Hi. Thanks for delivering this new feature but …
My utility (Arizona) only charges for demand from 3 pm to 8 pm on non-holiday weekdays (Mon thru Fri). I don’t know of any residential demand rates in the country that measure demand 24 x 7 x 365; all the tariffs I’ve seen are TOU+Demand rates that have limited hours for measuring demand.
I can’t use this feature, because it sends a false alert every weekday when the on-peak period ends at 8 pm and my smart thermostat changes my temperature setpoint and the timer on my electric water heater clicks on.
Another issue is that my utility measures residential demand over the clock hour, not the clock quarter hour like this alert. The other utility in town measures demand each clock half hour (left half and right half on an analog clock). A peak quarter hour could be part of a peak hour of the month but not necessarily so it would give more false alerts than it would good warnings.

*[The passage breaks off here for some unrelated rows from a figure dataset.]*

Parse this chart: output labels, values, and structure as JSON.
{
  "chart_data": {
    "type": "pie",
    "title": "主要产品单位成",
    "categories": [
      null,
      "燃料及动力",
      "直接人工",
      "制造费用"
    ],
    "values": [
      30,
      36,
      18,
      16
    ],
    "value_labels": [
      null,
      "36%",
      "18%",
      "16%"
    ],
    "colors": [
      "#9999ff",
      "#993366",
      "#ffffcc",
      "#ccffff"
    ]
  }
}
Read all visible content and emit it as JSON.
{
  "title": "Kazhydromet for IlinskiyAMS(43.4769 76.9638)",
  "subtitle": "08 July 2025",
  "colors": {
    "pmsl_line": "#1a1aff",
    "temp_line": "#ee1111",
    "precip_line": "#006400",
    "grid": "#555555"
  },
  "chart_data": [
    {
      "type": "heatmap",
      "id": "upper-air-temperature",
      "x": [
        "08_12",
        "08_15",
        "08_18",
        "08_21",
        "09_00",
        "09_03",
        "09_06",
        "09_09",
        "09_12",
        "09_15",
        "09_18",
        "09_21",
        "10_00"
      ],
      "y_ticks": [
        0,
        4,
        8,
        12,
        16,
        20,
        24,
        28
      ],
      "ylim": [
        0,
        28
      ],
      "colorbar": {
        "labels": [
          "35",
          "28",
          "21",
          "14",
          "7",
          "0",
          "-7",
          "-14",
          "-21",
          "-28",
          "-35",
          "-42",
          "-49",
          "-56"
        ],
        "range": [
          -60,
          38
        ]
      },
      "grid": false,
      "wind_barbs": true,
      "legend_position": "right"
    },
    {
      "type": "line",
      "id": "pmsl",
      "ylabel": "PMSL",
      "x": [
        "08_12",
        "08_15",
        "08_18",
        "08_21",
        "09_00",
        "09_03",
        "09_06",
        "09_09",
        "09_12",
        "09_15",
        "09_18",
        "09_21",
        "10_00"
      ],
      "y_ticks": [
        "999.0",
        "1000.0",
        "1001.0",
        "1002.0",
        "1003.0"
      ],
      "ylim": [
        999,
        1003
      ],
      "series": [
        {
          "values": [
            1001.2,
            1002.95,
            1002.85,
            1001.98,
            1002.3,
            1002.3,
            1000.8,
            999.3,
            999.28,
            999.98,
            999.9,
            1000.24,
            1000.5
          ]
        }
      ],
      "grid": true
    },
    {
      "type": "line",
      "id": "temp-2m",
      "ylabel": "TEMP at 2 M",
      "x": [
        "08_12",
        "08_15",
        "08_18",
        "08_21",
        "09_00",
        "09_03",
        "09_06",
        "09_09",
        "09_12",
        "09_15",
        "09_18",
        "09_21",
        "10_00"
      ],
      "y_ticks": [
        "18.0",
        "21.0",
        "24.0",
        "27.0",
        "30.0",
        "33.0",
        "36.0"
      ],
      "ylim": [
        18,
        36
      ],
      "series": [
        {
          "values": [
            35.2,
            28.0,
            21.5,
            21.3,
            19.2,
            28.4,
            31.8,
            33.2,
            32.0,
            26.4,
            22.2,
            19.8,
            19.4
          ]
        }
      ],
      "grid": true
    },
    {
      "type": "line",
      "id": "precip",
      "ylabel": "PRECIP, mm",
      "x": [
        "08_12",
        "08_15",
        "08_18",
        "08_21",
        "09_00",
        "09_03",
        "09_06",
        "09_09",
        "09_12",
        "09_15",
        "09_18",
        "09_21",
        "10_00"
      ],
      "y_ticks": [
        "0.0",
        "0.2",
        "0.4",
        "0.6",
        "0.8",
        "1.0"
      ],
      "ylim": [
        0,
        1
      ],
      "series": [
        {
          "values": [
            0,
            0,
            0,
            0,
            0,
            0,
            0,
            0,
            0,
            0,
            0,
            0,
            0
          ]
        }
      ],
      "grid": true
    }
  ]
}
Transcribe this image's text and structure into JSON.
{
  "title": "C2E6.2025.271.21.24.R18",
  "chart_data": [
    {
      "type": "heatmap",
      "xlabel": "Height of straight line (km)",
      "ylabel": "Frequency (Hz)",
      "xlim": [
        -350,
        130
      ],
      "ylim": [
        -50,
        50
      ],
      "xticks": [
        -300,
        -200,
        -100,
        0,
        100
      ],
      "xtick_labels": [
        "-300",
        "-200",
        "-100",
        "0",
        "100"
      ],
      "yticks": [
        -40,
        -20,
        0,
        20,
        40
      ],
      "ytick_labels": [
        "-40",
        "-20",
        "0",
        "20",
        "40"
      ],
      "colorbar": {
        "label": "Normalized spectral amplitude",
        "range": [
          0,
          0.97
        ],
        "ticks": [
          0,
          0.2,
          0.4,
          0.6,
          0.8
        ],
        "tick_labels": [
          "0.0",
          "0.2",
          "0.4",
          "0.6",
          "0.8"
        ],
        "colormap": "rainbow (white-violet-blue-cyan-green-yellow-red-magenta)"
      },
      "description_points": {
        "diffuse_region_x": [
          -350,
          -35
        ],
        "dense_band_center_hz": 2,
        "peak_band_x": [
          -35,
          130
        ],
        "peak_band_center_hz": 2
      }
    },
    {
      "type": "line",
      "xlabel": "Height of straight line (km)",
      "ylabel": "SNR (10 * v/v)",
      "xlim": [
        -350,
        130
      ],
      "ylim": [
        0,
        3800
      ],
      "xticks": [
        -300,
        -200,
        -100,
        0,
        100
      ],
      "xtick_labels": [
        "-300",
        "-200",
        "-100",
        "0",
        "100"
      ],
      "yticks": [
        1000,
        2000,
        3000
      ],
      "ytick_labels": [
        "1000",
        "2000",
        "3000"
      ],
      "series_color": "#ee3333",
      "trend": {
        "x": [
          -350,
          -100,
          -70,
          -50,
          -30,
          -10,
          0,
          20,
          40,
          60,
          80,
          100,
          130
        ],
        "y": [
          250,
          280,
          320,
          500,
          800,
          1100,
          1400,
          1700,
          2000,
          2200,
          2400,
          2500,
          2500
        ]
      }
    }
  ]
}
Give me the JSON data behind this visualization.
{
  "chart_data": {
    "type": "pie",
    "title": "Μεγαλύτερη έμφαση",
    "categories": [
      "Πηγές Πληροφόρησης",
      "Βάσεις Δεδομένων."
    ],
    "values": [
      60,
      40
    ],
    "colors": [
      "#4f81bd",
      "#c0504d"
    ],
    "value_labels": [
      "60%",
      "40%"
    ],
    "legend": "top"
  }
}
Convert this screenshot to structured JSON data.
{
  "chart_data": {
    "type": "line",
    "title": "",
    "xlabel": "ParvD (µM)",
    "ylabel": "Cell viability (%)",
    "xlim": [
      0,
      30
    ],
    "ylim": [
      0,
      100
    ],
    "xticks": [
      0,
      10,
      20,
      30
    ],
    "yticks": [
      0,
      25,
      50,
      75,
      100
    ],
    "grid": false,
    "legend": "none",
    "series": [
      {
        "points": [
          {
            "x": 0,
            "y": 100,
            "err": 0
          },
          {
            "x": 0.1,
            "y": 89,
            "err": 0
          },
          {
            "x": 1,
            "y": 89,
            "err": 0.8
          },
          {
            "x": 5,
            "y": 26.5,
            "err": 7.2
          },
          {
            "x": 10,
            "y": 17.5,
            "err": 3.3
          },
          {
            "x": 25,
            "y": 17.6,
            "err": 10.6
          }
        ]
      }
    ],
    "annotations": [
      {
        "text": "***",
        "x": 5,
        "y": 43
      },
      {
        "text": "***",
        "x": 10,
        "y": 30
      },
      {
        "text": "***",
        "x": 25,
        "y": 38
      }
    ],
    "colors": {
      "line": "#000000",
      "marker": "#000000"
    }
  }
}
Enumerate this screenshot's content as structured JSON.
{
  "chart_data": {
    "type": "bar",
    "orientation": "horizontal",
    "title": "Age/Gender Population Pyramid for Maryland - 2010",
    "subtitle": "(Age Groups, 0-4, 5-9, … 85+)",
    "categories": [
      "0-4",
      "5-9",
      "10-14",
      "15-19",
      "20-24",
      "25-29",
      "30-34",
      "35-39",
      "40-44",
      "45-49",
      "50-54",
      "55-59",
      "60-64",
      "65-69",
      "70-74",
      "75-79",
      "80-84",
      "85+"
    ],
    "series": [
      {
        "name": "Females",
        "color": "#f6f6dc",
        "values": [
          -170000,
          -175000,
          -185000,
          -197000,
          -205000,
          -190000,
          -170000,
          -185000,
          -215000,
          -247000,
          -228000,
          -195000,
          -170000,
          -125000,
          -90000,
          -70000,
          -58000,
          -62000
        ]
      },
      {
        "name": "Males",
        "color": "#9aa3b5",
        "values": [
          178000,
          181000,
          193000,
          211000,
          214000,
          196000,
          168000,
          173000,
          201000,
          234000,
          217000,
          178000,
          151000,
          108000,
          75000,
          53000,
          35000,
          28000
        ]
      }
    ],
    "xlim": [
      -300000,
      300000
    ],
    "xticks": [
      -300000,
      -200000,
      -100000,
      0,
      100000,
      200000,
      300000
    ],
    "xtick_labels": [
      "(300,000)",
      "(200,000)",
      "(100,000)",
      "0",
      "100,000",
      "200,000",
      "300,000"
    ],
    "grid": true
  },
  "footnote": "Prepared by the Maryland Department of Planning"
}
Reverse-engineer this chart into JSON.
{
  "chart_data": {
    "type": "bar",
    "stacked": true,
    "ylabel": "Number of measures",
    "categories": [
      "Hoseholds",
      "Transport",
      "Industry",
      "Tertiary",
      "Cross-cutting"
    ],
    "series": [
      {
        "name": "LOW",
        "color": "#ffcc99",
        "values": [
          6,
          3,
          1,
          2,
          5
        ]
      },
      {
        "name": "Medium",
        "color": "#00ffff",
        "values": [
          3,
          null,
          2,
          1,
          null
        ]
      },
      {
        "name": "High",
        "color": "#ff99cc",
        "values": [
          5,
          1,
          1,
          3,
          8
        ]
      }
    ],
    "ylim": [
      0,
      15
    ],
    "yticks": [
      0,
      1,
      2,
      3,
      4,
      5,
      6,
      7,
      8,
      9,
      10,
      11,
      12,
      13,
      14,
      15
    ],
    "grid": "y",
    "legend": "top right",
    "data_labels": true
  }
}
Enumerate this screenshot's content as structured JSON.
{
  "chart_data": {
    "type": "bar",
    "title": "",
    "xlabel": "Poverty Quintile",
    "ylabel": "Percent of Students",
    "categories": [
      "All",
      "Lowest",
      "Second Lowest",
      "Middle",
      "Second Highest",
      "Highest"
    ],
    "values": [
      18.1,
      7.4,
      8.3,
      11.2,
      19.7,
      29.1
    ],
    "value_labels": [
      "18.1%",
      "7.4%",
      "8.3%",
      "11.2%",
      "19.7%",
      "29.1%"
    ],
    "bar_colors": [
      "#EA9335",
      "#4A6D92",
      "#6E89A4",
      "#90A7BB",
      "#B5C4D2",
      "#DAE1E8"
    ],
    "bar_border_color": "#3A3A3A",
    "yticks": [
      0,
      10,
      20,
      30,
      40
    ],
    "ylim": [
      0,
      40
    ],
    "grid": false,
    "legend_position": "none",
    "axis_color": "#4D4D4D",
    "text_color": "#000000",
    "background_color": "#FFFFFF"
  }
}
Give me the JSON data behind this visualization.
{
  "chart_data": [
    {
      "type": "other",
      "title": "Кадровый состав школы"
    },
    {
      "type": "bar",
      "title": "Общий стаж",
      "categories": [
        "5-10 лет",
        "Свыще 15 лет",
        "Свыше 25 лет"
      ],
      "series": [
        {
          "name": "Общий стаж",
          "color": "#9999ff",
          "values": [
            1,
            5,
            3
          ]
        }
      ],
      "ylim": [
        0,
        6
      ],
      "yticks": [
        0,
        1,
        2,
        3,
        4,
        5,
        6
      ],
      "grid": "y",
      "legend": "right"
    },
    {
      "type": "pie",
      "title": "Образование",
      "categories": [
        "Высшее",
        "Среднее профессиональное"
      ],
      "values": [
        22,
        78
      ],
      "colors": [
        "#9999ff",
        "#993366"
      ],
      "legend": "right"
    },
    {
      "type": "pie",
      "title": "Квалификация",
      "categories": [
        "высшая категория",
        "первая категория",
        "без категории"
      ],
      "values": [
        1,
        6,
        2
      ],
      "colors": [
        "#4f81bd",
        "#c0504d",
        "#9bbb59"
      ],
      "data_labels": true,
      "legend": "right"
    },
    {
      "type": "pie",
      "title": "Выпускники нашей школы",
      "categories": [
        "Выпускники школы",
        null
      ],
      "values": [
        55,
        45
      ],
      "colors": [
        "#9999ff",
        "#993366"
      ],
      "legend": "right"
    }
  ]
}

With Emporia being based in Colorado, and Xcel Energy covering much of the state, I thought I’d look up their residential demand rate which looks to be something new (residential demand rates have existed for Arizona Public Service since 1980, 1981’ish).
Demand Charges (from xcelenergy.com aka Public Service Company of Colorado)
The “Generation and Transmission” demand charge is based on the one hour of the month where your energy demand (kW) is at its highest between 2 p.m. and 6 p.m. weekdays.
This is very similar to Arizona – afternoons, weekdays, measured per clock hour. So where does your “Approaching 15 minute Peak” every day, every hour notification work?
Support, can you please let Development that we need time-of-day and day-of-week scheduling for notifications? And to be able to set the measuring period in minutes, or at minimum 15, 30, 0r 60 minutes.